逃げた呂布ですが、さすがの赤兎馬も、2人乗りでは早く走れません。
呂布を追ったのは、玄徳たち三兄弟。
ここで、何故か、玄徳と呂布が一騎打ちをすることに。
呂布「俺がこの世で一番憎い相手は曹操だ。
だが、一番戦いたい相手は・・・玄徳、お主だ。
呂布奉先、最後の頼みだ。俺と勝負をしてくれ」

台詞はいいのですが、三国志最強の呂布が玄徳と一騎打ちってねえ
しかも、玄徳が勝っちゃうんですよねえ
まあ、このシーンで関羽や張飛が一騎打ちするのも違う気がするし、しょうがないか。
呂布は最初から勝つ気はなかったのかな。
敗北し自決する呂布。
「関羽様、今度生まれてくるときは、きっと貴方の妻に・・・」と言い残し、後を追う貂蝉。
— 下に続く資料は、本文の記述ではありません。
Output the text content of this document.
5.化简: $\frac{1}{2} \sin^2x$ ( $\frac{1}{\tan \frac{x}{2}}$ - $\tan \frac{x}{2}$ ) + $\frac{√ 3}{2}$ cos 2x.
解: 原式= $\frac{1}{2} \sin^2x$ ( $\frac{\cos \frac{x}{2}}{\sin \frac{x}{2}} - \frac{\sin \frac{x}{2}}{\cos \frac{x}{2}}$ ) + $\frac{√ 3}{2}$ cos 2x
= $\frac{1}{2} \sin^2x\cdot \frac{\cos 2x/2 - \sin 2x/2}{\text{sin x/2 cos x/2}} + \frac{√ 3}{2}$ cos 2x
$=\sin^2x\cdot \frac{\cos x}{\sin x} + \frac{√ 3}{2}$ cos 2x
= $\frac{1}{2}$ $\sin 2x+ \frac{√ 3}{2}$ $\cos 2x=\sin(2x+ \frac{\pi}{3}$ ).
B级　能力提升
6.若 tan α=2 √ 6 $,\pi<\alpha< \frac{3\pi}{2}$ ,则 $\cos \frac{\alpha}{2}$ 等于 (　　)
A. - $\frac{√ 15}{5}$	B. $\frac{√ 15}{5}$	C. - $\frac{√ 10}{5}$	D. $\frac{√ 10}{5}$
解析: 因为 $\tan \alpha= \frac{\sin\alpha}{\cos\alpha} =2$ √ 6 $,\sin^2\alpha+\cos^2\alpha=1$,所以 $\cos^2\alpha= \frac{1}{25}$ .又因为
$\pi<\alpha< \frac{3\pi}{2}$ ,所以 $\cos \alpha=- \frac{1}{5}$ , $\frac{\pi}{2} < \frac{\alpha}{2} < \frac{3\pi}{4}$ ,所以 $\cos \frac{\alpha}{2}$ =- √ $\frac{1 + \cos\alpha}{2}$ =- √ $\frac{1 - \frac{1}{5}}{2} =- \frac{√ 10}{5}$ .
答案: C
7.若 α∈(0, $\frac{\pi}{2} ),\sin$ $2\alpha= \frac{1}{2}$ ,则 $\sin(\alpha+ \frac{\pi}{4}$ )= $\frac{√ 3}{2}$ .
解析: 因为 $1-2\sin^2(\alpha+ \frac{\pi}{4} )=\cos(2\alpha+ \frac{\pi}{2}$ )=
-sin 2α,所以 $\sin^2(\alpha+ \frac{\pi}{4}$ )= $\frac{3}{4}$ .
玄徳が淑玲・貞姫、張飛が美芳・・・と、伴侶と結ばれたのに、
人形劇三国志の関羽が誰とも娶らず、養子の関平を迎えたのはいい描き方だと思う。
寄り添う呂布と貂蝉の亡骸に雪が積もる演出が美しかった・・・。

と言うわけで、呂布の最期の巻でした。
第6回が初登場なのだから、決して長く登場しているわけではないのに、
三国志での呂布の存在感は大きいよなあ。
人形劇三国志だと、最期はかなり独創的な描き方ですね。
三国志演義や吉川三国志などだと、
玄徳の「丁原や董卓のことを忘れなさんな」という曹操への一言で、
捕虜となった呂布は処刑されてしまうのですが、
それだと玄徳の印象にそぐわないんでしょうな。
僕としては、玄徳の怖さと呂布への因果応報が出ている原作の方が好みです。
でも、人形劇三国志の描き方は、それはそれで、
人形劇三国志の玄徳・呂布の人柄にふさわしく、好きですけどね。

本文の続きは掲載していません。